Early adopters in Silicon Valley can use the payment system at a small number of McDonald’s, Papa John’s and other eateries.
The app offers hands-free connectivity via Bluetooth Low Energy, WiFi and location services on a user’s handset, which can detect when it is at a participating store. To check out and pay, the user simply needs to tell the cashier that payment will be made by Google Hands Free.
To confirm identity and stop unauthorized use, users need to upload a picture of themselves, which is used during checkout via an in-store camera that confirms their identity.
Any images captured by a Hands Free camera at checkout will be deleted after a purchase is completed, Google noted. In addition, at checkout users must confirm the initials in their name so that payment can be processed.
The Next Google Thing
The app isn’t Google’s first foray into mobile payments, as the company previously launched Google Wallet and later Android Pay, the latter offering contactless payments via near field communication. Retailers such as McDonald’s already acceptAndroid Pay, which was rolled out last year with the support of four major payment networks — American Express, Discover, MasterCard and Visa.
Hands Free isn’t a replacement for Android Pay but could be give it an edge over competing mobile payment methods, according to Greg Sterling, vice president of strategy and insights at theLocal Search Association.
“We’re seeing many evolving solutions,” he told the E-Commerce Times.
“Google Wallet didn’t really take off like the company wanted, so it launched Android Pay, which was branded differently,” Sterling said.
“The mobile payment landscape is evolving and we’re really in the beginning stages,” he added. “It is a time of experimenting, and this is a differentiator that could help Android Pay win out.”

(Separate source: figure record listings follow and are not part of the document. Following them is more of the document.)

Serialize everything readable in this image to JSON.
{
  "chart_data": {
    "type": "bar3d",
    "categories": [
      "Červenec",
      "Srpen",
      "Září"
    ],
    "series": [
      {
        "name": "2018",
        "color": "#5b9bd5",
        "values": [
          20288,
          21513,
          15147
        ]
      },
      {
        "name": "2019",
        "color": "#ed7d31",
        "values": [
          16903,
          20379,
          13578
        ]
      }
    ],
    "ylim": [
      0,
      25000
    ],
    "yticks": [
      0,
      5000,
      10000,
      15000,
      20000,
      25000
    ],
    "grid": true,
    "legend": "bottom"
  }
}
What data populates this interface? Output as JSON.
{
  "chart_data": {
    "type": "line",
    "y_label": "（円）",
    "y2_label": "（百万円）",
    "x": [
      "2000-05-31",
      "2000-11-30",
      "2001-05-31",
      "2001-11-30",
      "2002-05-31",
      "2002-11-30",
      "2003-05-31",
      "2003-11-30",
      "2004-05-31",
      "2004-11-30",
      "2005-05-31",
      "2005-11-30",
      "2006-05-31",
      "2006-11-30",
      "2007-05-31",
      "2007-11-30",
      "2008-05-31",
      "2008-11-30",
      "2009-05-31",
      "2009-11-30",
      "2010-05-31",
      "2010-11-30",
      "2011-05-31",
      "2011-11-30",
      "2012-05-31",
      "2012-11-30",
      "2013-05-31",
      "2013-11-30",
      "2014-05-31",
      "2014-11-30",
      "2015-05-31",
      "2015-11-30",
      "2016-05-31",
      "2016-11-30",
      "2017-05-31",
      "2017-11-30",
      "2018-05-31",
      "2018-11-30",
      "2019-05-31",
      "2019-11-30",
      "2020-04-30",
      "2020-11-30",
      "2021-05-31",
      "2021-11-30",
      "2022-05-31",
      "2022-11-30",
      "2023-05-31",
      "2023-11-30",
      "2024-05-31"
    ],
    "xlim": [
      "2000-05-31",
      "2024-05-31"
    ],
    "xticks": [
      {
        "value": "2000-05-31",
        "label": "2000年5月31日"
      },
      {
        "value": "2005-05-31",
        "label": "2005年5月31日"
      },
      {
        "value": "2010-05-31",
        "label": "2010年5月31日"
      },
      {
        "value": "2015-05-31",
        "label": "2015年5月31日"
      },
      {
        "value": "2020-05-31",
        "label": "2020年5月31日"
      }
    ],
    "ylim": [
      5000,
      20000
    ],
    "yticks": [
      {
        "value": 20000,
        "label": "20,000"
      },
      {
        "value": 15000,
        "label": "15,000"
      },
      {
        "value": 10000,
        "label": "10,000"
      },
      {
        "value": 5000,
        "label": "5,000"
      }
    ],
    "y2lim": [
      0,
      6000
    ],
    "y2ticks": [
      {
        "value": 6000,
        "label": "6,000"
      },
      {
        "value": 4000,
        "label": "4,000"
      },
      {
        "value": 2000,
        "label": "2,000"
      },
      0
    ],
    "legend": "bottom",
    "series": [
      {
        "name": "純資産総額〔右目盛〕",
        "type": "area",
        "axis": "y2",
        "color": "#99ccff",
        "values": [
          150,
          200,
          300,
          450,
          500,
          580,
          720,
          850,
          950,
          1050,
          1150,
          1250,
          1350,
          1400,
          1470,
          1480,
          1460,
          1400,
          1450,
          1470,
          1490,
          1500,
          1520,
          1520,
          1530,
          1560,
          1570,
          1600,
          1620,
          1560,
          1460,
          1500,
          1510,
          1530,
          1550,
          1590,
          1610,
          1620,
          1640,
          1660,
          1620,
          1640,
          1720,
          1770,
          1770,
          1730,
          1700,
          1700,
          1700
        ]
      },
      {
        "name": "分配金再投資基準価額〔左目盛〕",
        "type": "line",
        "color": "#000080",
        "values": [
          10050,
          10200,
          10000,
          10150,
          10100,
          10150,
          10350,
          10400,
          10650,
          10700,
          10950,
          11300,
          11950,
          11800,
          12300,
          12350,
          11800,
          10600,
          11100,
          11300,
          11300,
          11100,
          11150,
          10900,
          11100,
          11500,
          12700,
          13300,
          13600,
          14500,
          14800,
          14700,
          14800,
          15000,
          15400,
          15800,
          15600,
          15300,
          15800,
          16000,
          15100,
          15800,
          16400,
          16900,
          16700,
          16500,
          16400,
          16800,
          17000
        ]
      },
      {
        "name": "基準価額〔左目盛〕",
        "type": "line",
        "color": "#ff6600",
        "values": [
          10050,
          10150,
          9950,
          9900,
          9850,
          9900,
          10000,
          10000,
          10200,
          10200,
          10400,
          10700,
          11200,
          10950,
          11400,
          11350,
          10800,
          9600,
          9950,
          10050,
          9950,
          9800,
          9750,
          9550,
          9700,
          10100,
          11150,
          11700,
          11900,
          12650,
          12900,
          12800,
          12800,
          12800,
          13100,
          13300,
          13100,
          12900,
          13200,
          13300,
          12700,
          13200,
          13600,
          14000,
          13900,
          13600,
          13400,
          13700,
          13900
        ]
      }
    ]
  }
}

One advantage of Hands Free is that it adds a level of security over traditional mobile payment.
“There are three factors of authentication,” said Roger Kay, principal analyst atEndpoint Technologies Associates.
“Some of it is proximity via WiFi and Bluetooth, so the device has to be there, and then there is the photo that is used for confirmation. And finally you need to give your initials,” he told the E-Commerce Times.
“The chances of blowing it at checkout is low,” Kay added.
Privacy is another consideration. While Google has said that photos used in confirmation would be deleted following a transaction, users would still need to be intertwined with Google to utilize the app.
“There are also concerns of false payments, so there are little bits and pieces that need to be ironed out with this technology,” noted Kay.
Other Payment Options
Google isn’t alone in its efforts to roll out a mobile payment solution. It has faced competition from Apple and even PayPal in the mobile space. It could have a major advantage given the installed base of its Android mobile operating system, and Hands Free could benefit greatly as a result.
“Square was doing something like this with Card Case but abandoned it,” the Local Search Association’s Sterling said.
That solution, which was released in 2011, may have arrived too early for the masses.
“People need to become accustomed to mobile payments before any can take off,” Sterling added. “There are still concerns over false payments and concerns over security, but once people use these to make purchases, the benefits will become self-evident.”
Mass-market retailers such as Walmart have begun to introduce their own mobile payment solutions. The question is whether the market will come around to a single solution.
“Mobile payments are happening and these will proliferate,” said Sterling. “It is a question of when not if, and timing is a key factor.”